3. The anti-slip structure for the main shaft of a barrier gate mechanism according to claim 1, characterized in that, The spindle body (3) has end face teeth (8) on its end face surface, and the anti-slip block (5) has meshing teeth on its inner side surface that is in contact with the spindle body (3). The end face teeth (8) of the spindle body (3) and the meshing teeth of the anti-slip block (5) mesh with each other.
4. The anti-slip structure for the main shaft of a barrier gate mechanism according to claim 3, characterized in that, The end face teeth (8) are evenly distributed on the end face of the main shaft body (3).
5. The anti-slip structure for the main shaft of a barrier gate mechanism according to claim 1, characterized in that, The main shaft body (3) has a concentric positioning boss (9) fixedly connected to the center of its end face, and the anti-slip block (5) has a concentric positioning through hole (10) at its center.
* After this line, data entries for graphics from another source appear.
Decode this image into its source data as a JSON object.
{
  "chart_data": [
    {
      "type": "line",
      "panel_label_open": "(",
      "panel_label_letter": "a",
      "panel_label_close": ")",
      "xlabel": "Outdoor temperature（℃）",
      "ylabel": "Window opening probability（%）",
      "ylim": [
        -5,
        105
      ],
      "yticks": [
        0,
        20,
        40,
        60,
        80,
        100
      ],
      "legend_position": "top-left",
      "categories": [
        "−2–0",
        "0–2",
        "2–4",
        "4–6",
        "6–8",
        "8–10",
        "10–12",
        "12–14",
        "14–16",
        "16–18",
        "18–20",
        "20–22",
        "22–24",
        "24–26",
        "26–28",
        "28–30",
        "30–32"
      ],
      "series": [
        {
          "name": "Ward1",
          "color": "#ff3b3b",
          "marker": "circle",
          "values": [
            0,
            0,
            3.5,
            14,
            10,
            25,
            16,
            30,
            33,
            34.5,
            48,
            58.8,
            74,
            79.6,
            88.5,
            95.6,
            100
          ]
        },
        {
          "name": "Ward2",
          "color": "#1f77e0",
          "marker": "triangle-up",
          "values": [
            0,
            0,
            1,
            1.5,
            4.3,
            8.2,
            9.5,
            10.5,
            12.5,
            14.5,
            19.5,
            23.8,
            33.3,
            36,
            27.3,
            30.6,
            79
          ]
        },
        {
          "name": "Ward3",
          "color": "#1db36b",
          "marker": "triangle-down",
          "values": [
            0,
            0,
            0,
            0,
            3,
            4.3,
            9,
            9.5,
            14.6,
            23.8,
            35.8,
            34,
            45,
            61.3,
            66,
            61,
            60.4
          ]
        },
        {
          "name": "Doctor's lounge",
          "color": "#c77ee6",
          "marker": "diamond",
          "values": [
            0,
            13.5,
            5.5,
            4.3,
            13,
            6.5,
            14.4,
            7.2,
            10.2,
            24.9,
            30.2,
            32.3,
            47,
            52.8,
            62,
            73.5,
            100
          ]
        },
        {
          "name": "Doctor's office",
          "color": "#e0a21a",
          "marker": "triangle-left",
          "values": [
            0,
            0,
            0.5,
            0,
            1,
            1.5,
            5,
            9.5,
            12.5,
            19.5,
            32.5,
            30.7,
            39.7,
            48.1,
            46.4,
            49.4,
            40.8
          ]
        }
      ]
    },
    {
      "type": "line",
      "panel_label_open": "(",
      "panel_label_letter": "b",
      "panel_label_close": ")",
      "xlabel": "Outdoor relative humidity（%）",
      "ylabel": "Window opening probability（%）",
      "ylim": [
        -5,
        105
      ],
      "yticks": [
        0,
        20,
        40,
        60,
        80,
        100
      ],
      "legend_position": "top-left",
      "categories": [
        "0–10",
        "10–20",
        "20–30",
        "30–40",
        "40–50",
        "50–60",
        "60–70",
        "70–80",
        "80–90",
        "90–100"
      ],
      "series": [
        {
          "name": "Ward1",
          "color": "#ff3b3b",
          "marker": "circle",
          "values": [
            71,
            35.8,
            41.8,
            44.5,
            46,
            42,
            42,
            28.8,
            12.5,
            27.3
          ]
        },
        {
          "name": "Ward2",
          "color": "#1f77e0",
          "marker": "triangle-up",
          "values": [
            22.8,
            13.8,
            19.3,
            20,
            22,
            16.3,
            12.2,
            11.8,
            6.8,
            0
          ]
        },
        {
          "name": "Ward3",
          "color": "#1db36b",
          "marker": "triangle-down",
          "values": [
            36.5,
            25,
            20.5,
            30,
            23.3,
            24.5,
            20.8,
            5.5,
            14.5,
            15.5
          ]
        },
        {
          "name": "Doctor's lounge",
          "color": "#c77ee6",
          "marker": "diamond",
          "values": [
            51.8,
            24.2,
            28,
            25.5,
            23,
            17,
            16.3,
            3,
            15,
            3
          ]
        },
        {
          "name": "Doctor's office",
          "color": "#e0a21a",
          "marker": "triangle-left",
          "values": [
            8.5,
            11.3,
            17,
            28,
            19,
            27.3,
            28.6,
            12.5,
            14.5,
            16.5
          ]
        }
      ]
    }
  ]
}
The concentric positioning boss (9) is embedded inside the concentric positioning through hole (10).
6. The anti-slip structure for the main shaft of a barrier gate mechanism according to claim 5, characterized in that, The concentric positioning boss (9) is cylindrical, the concentric positioning through hole (10) has a circular cross-section, and the concentric positioning boss (9) is slidably connected inside the concentric positioning through hole (10).
7. The anti-slip structure for the main shaft of a barrier gate mechanism according to claim 1, characterized in that, An elastic buffer layer (11) is provided on the outer surface of the protrusion of the anti-slip block (5), and the elastic buffer layer (11) is located inside the contraction gap of the rocker arm (2).
8. The anti-slip structure for the main shaft of a barrier gate mechanism according to claim 1, characterized in that, The insertion holes are provided in multiple ways, and each insertion hole is arc-shaped and distributed in a ring array along the center of the anti-slip block (5).
9. The anti-slip structure for the main shaft of a barrier gate mechanism according to claim 1, characterized in that, The threaded mounting holes are provided in a plurality of manner, and the plurality of threaded mounting holes are arranged in a ring array along the center of the end face of the main shaft body (3).
10. The anti-slip structure for the main shaft of a barrier gate mechanism according to claim 1, characterized in that, The anti-slip block (5) is a mortise and tenon assembly structure. The anti-slip block (5) is composed of three fan-shaped blocks. The splicing sides of the adjacent fan-shaped blocks are respectively provided with interlocking tenons and mortises. There are two first screws (4) and three second screws (6). There are three through holes on the anti-slip block (5). The three through holes are respectively opened on the three fan-shaped blocks.